Los proyectos de construcción de alojamientos dotacionales en Riberas de Loiola han puesto de manifiesto las divergencias políticas existentes en el Ayuntamiento de San Sebastián. En el último Pleno, se debatieron dos mociones presentadas por el PSE y el PP, junto con varias enmiendas de los grupos PNV y EH Bildu, lo que provocó un intenso intercambio de reproches y una clara división ideológica entre las fuerzas políticas.
La portavoz del PSE, Ane Oyarbide, solicitó al alcalde, Jon Insausti, que actuara con «lealtad institucional» y criticó su afán por obtener una imagen junto al lehendakari, Imanol Pradales, en la parcela de Riberas, propiedad del Gobierno Vasco. Oyarbide advirtió que la prematura propuesta de construir 400 apartamentos para jóvenes y mayores podría afectar negativamente la colaboración interinstitucional y no ha sido bien recibida en la comunidad local, ya que implicaría la edificación de torres de hasta 20 plantas.
La portavoz socialista enfatizó que la crisis de vivienda en la ciudad «exige actuar con rigor y seriedad», presentando como alternativa un proyecto más elaborado que contempla 200 alojamientos, el cual fue presentado por el consejero de Vivienda, Denis Itxaso. Oyarbide también destacó la importancia de consultar a los vecinos para conocer sus necesidades y demandas, criticando la falta de diálogo en el proceso actual.
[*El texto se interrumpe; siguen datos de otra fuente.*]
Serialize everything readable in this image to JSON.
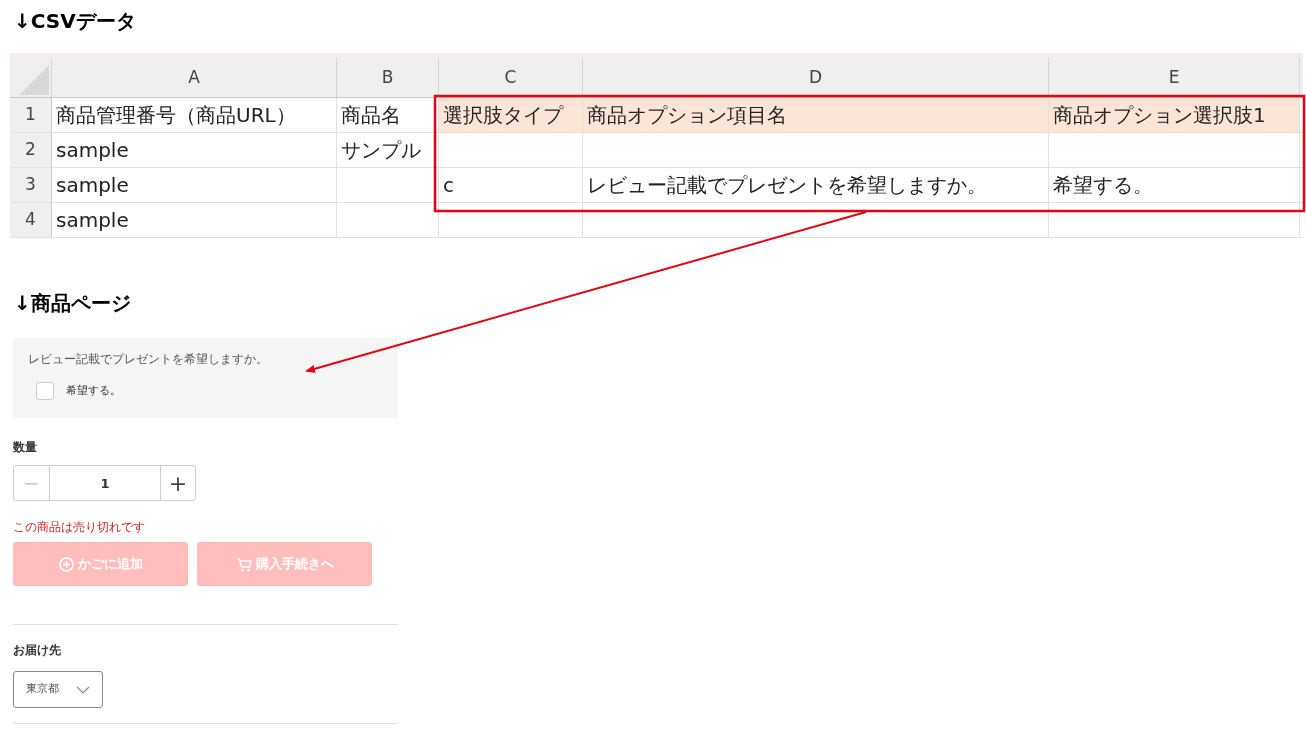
{
  "csv_section": {
    "heading": "↓CSVデータ",
    "columns": [
      "A",
      "B",
      "C",
      "D",
      "E"
    ],
    "rows": [
      {
        "number": "1",
        "cells": [
          {
            "text": "商品管理番号（商品URL）",
            "highlighted": false
          },
          {
            "text": "商品名",
            "highlighted": false
          },
          {
            "text": "選択肢タイプ",
            "highlighted": true
          },
          {
            "text": "商品オプション項目名",
            "highlighted": true
          },
          {
            "text": "商品オプション選択肢1",
            "highlighted": true
          }
        ]
      },
      {
        "number": "2",
        "cells": [
          {
            "text": "sample",
            "highlighted": false
          },
          {
            "text": "サンプル",
            "highlighted": false
          },
          {
            "highlighted": false
          },
          {
            "highlighted": false
          },
          {
            "highlighted": false
          }
        ]
      },
      {
        "number": "3",
        "cells": [
          {
            "text": "sample",
            "highlighted": false
          },
          {
            "highlighted": false
          },
          {
            "text": "c",
            "highlighted": false
          },
          {
            "text": "レビュー記載でプレゼントを希望しますか。",
            "highlighted": false
          },
          {
            "text": "希望する。",
            "highlighted": false
          }
        ]
      },
      {
        "number": "4",
        "cells": [
          {
            "text": "sample",
            "highlighted": false
          },
          {
            "highlighted": false
          },
          {
            "highlighted": false
          },
          {
            "highlighted": false
          },
          {
            "highlighted": false
          }
        ]
      }
    ]
  },
  "product_section": {
    "heading": "↓商品ページ",
    "option": {
      "question": "レビュー記載でプレゼントを希望しますか。",
      "choice": "希望する。",
      "checked": false
    },
    "quantity": {
      "label": "数量",
      "value": "1",
      "minus": "−",
      "plus": "+",
      "minus_disabled": true
    },
    "sold_out_notice": "この商品は売り切れです",
    "buttons": [
      {
        "kind": "add",
        "label": "かごに追加",
        "disabled": true
      },
      {
        "kind": "checkout",
        "label": "購入手続きへ",
        "disabled": true
      }
    ],
    "delivery": {
      "label": "お届け先",
      "value": "東京都"
    }
  }
}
En respuesta, la delegada de Urbanismo, Nekane Arzallus, recordó que el planeamiento urbanístico es una competencia que no puede ser delegada a otras instituciones, ya que esto violaría la normativa vigente. La concejala del PNV instó a la «responsabilidad del Pleno» para no aprobar la moción del PSE y defendió que todos los proyectos se basan en informes técnicos elaborados por expertos, asegurando que en la parcela de Riberas es viable la construcción de 400 alojamientos dotacionales, aunque subrayó la necesidad de evaluar qué es lo que realmente interesa a la ciudad.
Por otra parte, Ricardo Burutaran de EH Bildu propuso trasladar a otro lugar los 83 alojamientos dotacionales previstos en una parcela cercana, sugiriendo que esa zona debería destinarse a equipamientos necesarios para el barrio. Criticó la tendencia de algunos políticos a generar titulares sin considerar si el presupuesto puede soportar dichas propuestas, aludiendo a un «ejemplo de marketing político». A medida que se acercan las elecciones, advirtió que ciertos sectores están comenzando a activar el «cronómetro electoral».
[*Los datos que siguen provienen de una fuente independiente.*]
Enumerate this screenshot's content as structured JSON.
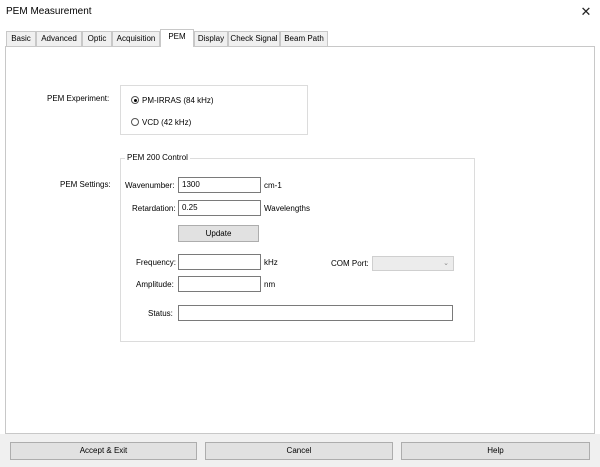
{
  "window": {
    "title": "PEM Measurement",
    "close_glyph": "✕"
  },
  "tabs": [
    {
      "label": "Basic"
    },
    {
      "label": "Advanced"
    },
    {
      "label": "Optic"
    },
    {
      "label": "Acquisition"
    },
    {
      "label": "PEM",
      "active": true
    },
    {
      "label": "Display"
    },
    {
      "label": "Check Signal"
    },
    {
      "label": "Beam Path"
    }
  ],
  "experiment": {
    "label": "PEM Experiment:",
    "options": [
      {
        "label": "PM-IRRAS (84 kHz)",
        "selected": true
      },
      {
        "label": "VCD (42 kHz)",
        "selected": false
      }
    ]
  },
  "control": {
    "group_title": "PEM 200 Control",
    "settings_label": "PEM Settings:",
    "wavenumber": {
      "label": "Wavenumber:",
      "value": "1300",
      "unit": "cm-1"
    },
    "retardation": {
      "label": "Retardation:",
      "value": "0.25",
      "unit": "Wavelengths"
    },
    "update_label": "Update",
    "frequency": {
      "label": "Frequency:",
      "value": "",
      "unit": "kHz"
    },
    "amplitude": {
      "label": "Amplitude:",
      "value": "",
      "unit": "nm"
    },
    "com_port": {
      "label": "COM Port:",
      "value": ""
    },
    "status": {
      "label": "Status:",
      "value": ""
    }
  },
  "footer": {
    "accept_label": "Accept & Exit",
    "cancel_label": "Cancel",
    "help_label": "Help"
  }
}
Desde el PP, Borja Corominas manifestó que tanto los 200 como los 400 apartamentos podrían convertir Riberas en un «gueto». Reprochó a PNV y PSE su falta de experiencia en la gestión de proyectos de tal magnitud, que podrían generar problemas de convivencia en una comunidad ya establecida y tensionar los servicios públicos existentes.
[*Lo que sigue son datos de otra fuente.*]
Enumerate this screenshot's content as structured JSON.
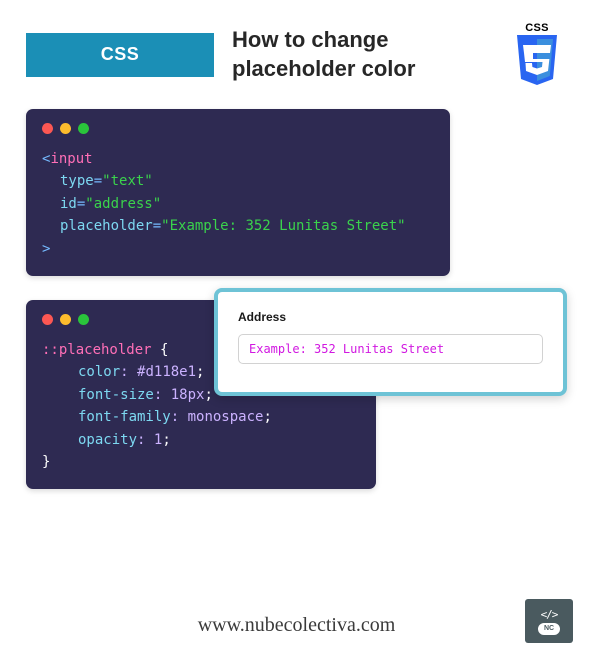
{
  "header": {
    "badge": "CSS",
    "title": "How to change placeholder color",
    "logo_text": "CSS"
  },
  "code1": {
    "tag_open": "input",
    "attrs": [
      {
        "name": "type",
        "value": "\"text\""
      },
      {
        "name": "id",
        "value": "\"address\""
      },
      {
        "name": "placeholder",
        "value": "\"Example: 352 Lunitas Street\""
      }
    ]
  },
  "code2": {
    "selector": "::placeholder",
    "props": [
      {
        "name": "color",
        "value": "#d118e1"
      },
      {
        "name": "font-size",
        "value": "18px"
      },
      {
        "name": "font-family",
        "value": "monospace"
      },
      {
        "name": "opacity",
        "value": "1"
      }
    ]
  },
  "preview": {
    "label": "Address",
    "placeholder": "Example: 352 Lunitas Street"
  },
  "footer": {
    "url": "www.nubecolectiva.com",
    "logo_label": "NC"
  }
}
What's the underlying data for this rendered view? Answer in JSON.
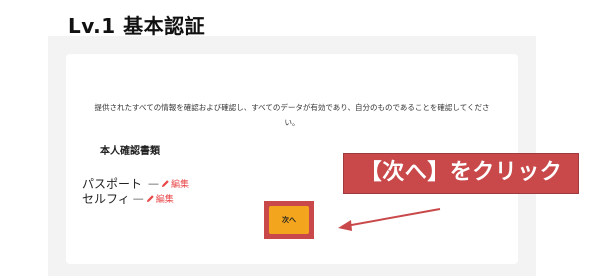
{
  "page": {
    "title": "Lv.1 基本認証"
  },
  "verification": {
    "description": "提供されたすべての情報を確認および確認し、すべてのデータが有効であり、自分のものであることを確認してください。",
    "section_heading": "本人確認書類",
    "documents": [
      {
        "name": "パスポート",
        "status": "—",
        "edit_label": "編集"
      },
      {
        "name": "セルフィ",
        "status": "—",
        "edit_label": "編集"
      }
    ],
    "next_button_label": "次へ"
  },
  "annotation": {
    "callout_text": "【次へ】をクリック",
    "highlight_color": "#c9494b"
  },
  "colors": {
    "accent_button": "#f2a51d",
    "edit_link": "#e8484a"
  },
  "icons": {
    "edit": "pencil-icon",
    "pointer": "arrow-icon"
  }
}
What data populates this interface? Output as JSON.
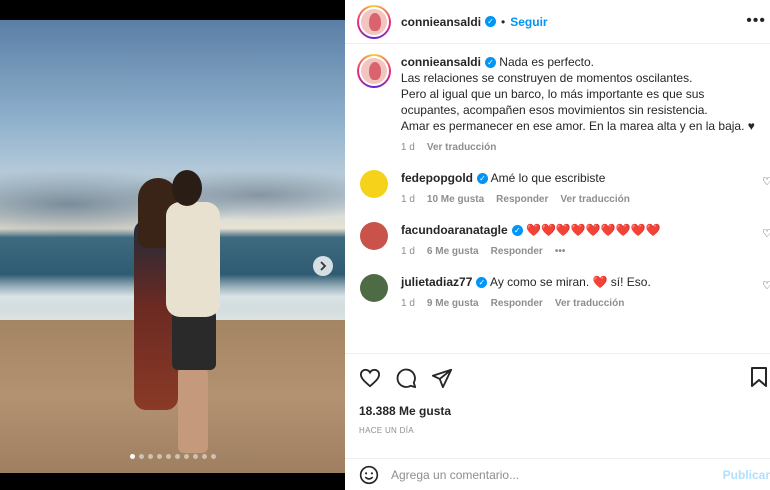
{
  "post": {
    "username": "connieansaldi",
    "follow_label": "Seguir",
    "more_label": "•••",
    "photo_count": 10,
    "active_photo": 1
  },
  "caption": {
    "username": "connieansaldi",
    "lines": [
      "Nada es perfecto.",
      "Las relaciones se construyen de momentos oscilantes.",
      "Pero al igual que un barco, lo más importante es que sus",
      "ocupantes, acompañen esos movimientos sin resistencia.",
      "Amar es permanecer en ese amor. En la marea alta y en la baja. ♥"
    ],
    "time": "1 d",
    "translate": "Ver traducción"
  },
  "comments": [
    {
      "username": "fedepopgold",
      "text": "Amé lo que escribiste",
      "time": "1 d",
      "likes": "10 Me gusta",
      "reply": "Responder",
      "translate": "Ver traducción",
      "avatar_color": "#f6d21a"
    },
    {
      "username": "facundoaranatagle",
      "text": "❤️❤️❤️❤️❤️❤️❤️❤️❤️",
      "time": "1 d",
      "likes": "6 Me gusta",
      "reply": "Responder",
      "more": "•••",
      "avatar_color": "#c9534a"
    },
    {
      "username": "julietadiaz77",
      "text": "Ay como se miran. ❤️ sí! Eso.",
      "time": "1 d",
      "likes": "9 Me gusta",
      "reply": "Responder",
      "translate": "Ver traducción",
      "avatar_color": "#4d6b45"
    }
  ],
  "stats": {
    "likes": "18.388 Me gusta",
    "ago": "HACE UN DÍA"
  },
  "add_comment": {
    "placeholder": "Agrega un comentario...",
    "publish": "Publicar"
  },
  "colors": {
    "accent": "#0095f6",
    "heart": "#ed4956",
    "muted": "#8e8e8e"
  }
}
Finalmente, la concejala de Elkarrekin Podemos, Arantza González, criticó la coalición de gobierno por su falta de rigor y seriedad, acusándoles de una carrera por destacar en las fotografías. González destacó la aparente falta de comunicación entre los socios de gobierno, sugiriendo que su relación es más un «matrimonio de conveniencia» que una colaboración efectiva. Esta situación refleja las tensiones existentes en el ámbito del urbanismo en San Sebastián, dejando entrever la necesidad de un enfoque más cohesionado y responsable en la planificación de espacios que son vitales para la comunidad.